Bell will be looking for a deal that exceeds the $33 million in guarantees he reportedly turned down from Pittsburgh before the season.
And while the Chiefs figure to have money in 2019 — upwards of $44 million at this point, with even more available with some big-money cuts — those are resources better spent elsewhere, like franchising 27-year-old outside linebacker Dee Ford, who has 10 and a half sacks and six forced fumbles, and re-signing defensive end Chris Jones and Hill, both of whom will be free agents after 2019.
Free-agent priorities lie elsewhere
Hill, one the league’s preeminent deep threats, has racked up 1,119 receiving yards and 11 touchdowns on the way to another Pro Bowl-type season. Jones has recorded a career-high 10 sacks in 2018. The Chiefs can franchise only one of them, potentially risking the other to break the bank on the open market as a free agent in 2020, so it would behoove them to sign one to a big-money extension as soon as they can (which is after the season).
What’s more, the Chiefs can also use that salary-cap space to add pieces to the league’s 31st–ranked defense, particularly trouble spots like corner, safety and defensive line, which could easily be their Achilles’ heel when January rolls around. And depending on what the club does with Justin Houston — who has four sacks this season, turns 30 in January and can free up $14 million in cap space with his release — you can also add edge rusher to that list.
So yes, expect running back to be low on the Chiefs’ list of free-agent priorities, though that doesn’t mean they won’t invest in the position this offseason. If anything, the Chiefs’ 40-33 win over Oakland on Sunday — in which they racked up 469 yards and Mahomes led them in rushing with 52 — showed that while Kansas City’s offense is still dangerous, it’s not as dynamic without one of the league’s best “make-you-miss” guys in Hunt, who has forced 54 missed tackles this year according to Football Outsiders, the second-highest in the league.
That’s why it’s reasonable to assume that Hunt’s absence is a long-term hole that will be filled through the 2019 NFL draft, where the Chiefs are slated to have four top-100 picks. It’s a sound strategy, considering the wear and tear of the position and the plethora of talented runners who go in the second and third rounds yearly.

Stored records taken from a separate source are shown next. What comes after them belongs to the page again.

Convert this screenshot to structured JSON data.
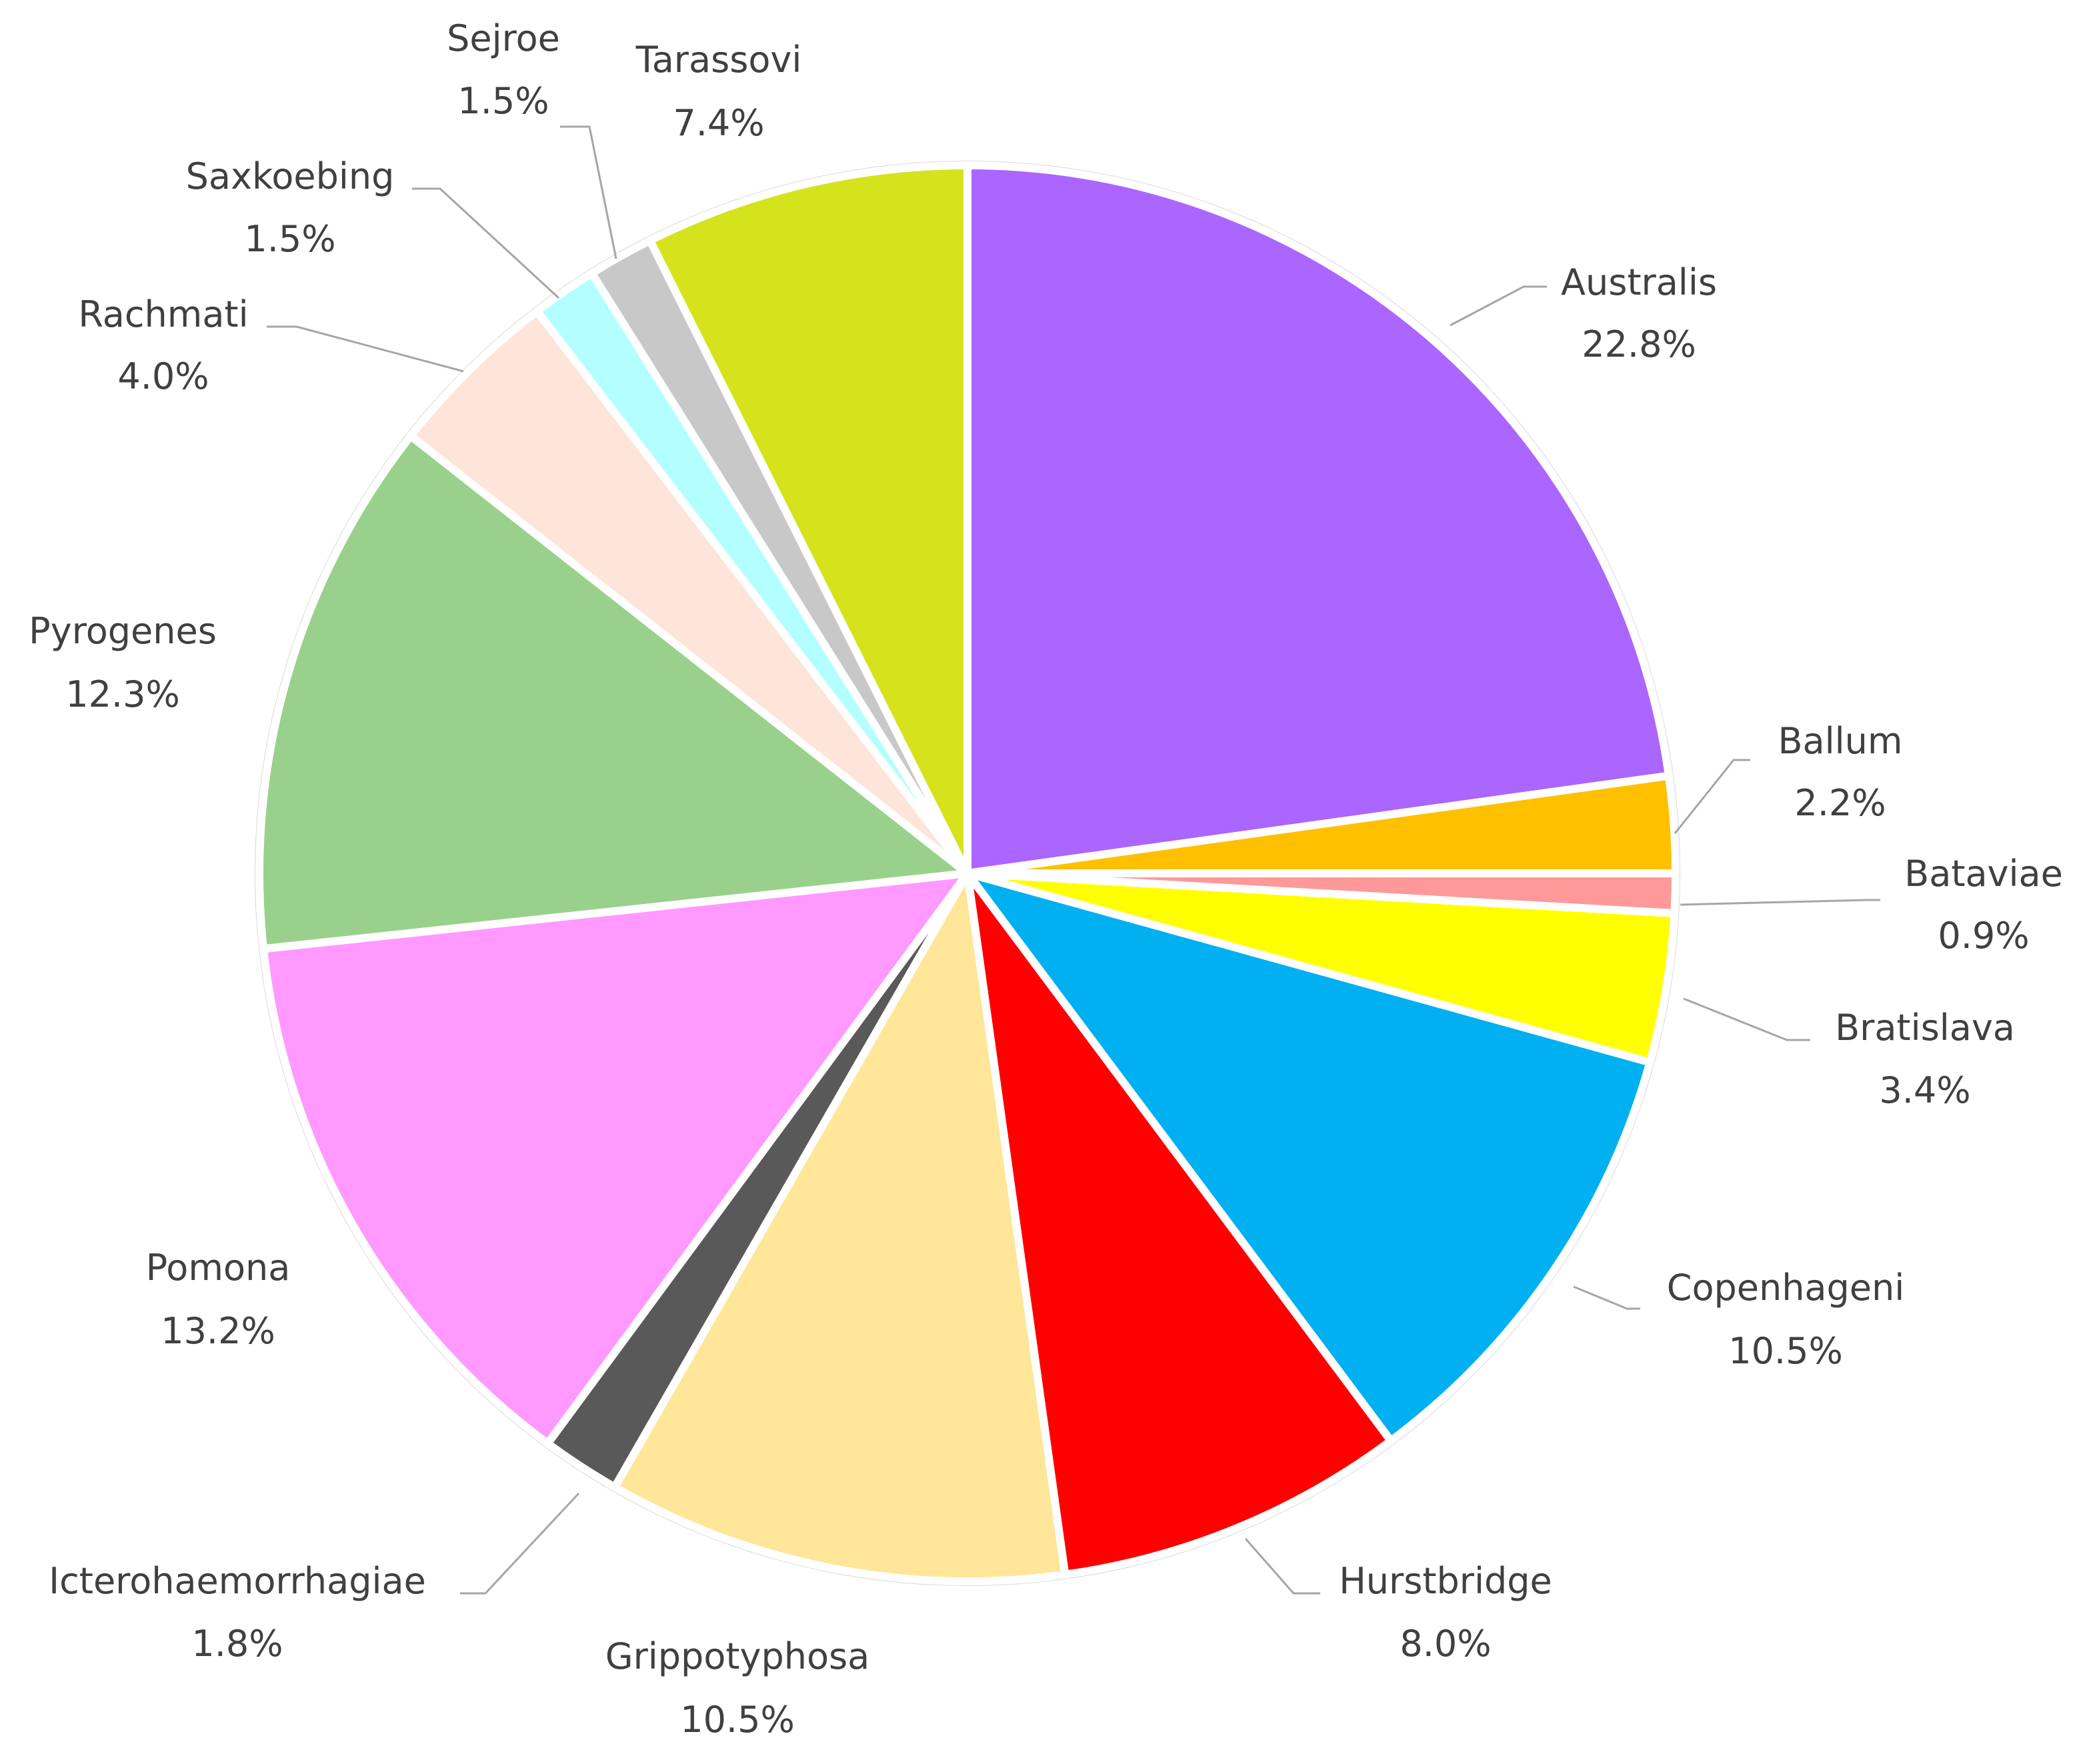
{
  "chart_data": {
    "type": "pie",
    "title": "",
    "start_angle_deg": 0,
    "direction": "clockwise",
    "slices": [
      {
        "label": "Australis",
        "value": 22.8,
        "display": "22.8%",
        "color": "#aa66ff"
      },
      {
        "label": "Ballum",
        "value": 2.2,
        "display": "2.2%",
        "color": "#ffc000"
      },
      {
        "label": "Bataviae",
        "value": 0.9,
        "display": "0.9%",
        "color": "#ff9999"
      },
      {
        "label": "Bratislava",
        "value": 3.4,
        "display": "3.4%",
        "color": "#ffff00"
      },
      {
        "label": "Copenhageni",
        "value": 10.5,
        "display": "10.5%",
        "color": "#00b0f0"
      },
      {
        "label": "Hurstbridge",
        "value": 8.0,
        "display": "8.0%",
        "color": "#ff0000"
      },
      {
        "label": "Grippotyphosa",
        "value": 10.5,
        "display": "10.5%",
        "color": "#ffe699"
      },
      {
        "label": "Icterohaemorrhagiae",
        "value": 1.8,
        "display": "1.8%",
        "color": "#595959"
      },
      {
        "label": "Pomona",
        "value": 13.2,
        "display": "13.2%",
        "color": "#ff99ff"
      },
      {
        "label": "Pyrogenes",
        "value": 12.3,
        "display": "12.3%",
        "color": "#99d18c"
      },
      {
        "label": "Rachmati",
        "value": 4.0,
        "display": "4.0%",
        "color": "#ffe4d9"
      },
      {
        "label": "Saxkoebing",
        "value": 1.5,
        "display": "1.5%",
        "color": "#b3ffff"
      },
      {
        "label": "Sejroe",
        "value": 1.5,
        "display": "1.5%",
        "color": "#c8c8c8"
      },
      {
        "label": "Tarassovi",
        "value": 7.4,
        "display": "7.4%",
        "color": "#d4e31c"
      }
    ]
  }
}
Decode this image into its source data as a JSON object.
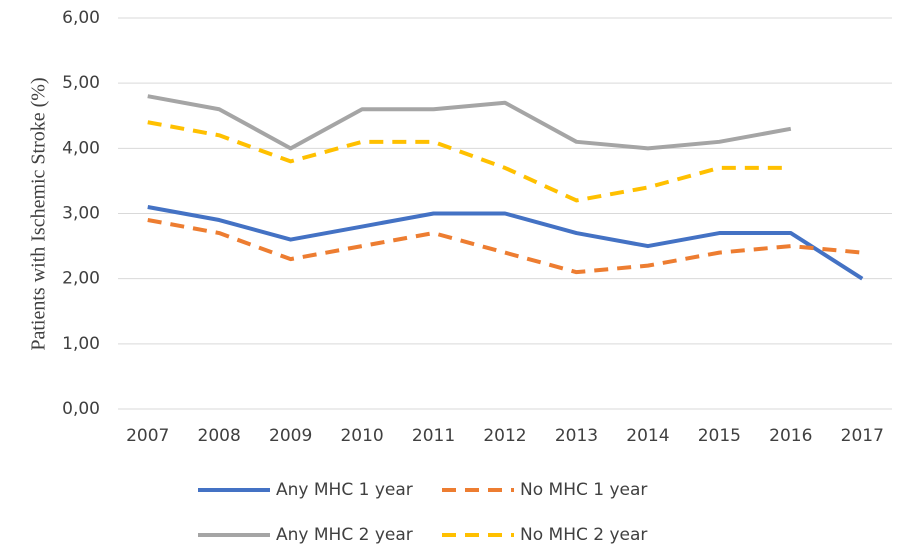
{
  "chart_data": {
    "type": "line",
    "y_label": "Patients with Ischemic Stroke (%)",
    "categories": [
      "2007",
      "2008",
      "2009",
      "2010",
      "2011",
      "2012",
      "2013",
      "2014",
      "2015",
      "2016",
      "2017"
    ],
    "series": [
      {
        "name": "Any MHC 1 year",
        "color": "#4472c4",
        "dash": false,
        "values": [
          3.1,
          2.9,
          2.6,
          2.8,
          3.0,
          3.0,
          2.7,
          2.5,
          2.7,
          2.7,
          2.0
        ]
      },
      {
        "name": "No MHC 1 year",
        "color": "#ed7d31",
        "dash": true,
        "values": [
          2.9,
          2.7,
          2.3,
          2.5,
          2.7,
          2.4,
          2.1,
          2.2,
          2.4,
          2.5,
          2.4
        ]
      },
      {
        "name": "Any MHC 2 year",
        "color": "#a5a5a5",
        "dash": false,
        "values": [
          4.8,
          4.6,
          4.0,
          4.6,
          4.6,
          4.7,
          4.1,
          4.0,
          4.1,
          4.3,
          null
        ]
      },
      {
        "name": "No MHC 2 year",
        "color": "#ffc000",
        "dash": true,
        "values": [
          4.4,
          4.2,
          3.8,
          4.1,
          4.1,
          3.7,
          3.2,
          3.4,
          3.7,
          3.7,
          null
        ]
      }
    ],
    "ylim": [
      0,
      6
    ],
    "yticks": [
      {
        "value": 0,
        "label": "0,00"
      },
      {
        "value": 1,
        "label": "1,00"
      },
      {
        "value": 2,
        "label": "2,00"
      },
      {
        "value": 3,
        "label": "3,00"
      },
      {
        "value": 4,
        "label": "4,00"
      },
      {
        "value": 5,
        "label": "5,00"
      },
      {
        "value": 6,
        "label": "6,00"
      }
    ],
    "grid": true
  }
}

Chiefs must figure out the present
The Chiefs, who lead the AFC with a 10-2 record, will have to figure out how to carry on their Super Bowl march without one of the game’s best young running backs.
Ware, who started Sunday, finished with 47 yards and a touchdown on 14 carries but didn’t have the same juice Hunt did. His backup, Damien Williams, is regarded as a quality third-down back, while the third man on the depth chart, rookie Darrel Williams, showed some flashes in the preseason.
As such, the Chiefs are expected to sign Charcandrick West after a workout on Monday, sources told Yahoo Sports, provided he passes a physical. The move is believed to be for precautionary reasons, as the club doesn’t have a practice squad runner to call up in case of injury, and the Chiefs will give those four opportunities to help them win without Hunt before addressing the situation from a more long-term perspective this offseason.
And chances are, if Reid found a way to do it after the Jamaal Charles injury in 2015 — with a quarterback (Alex Smith) who was not nearly as dynamic as Mahomes, an MVP candidate — it’s hard to imagine him losing that same touch in 2018.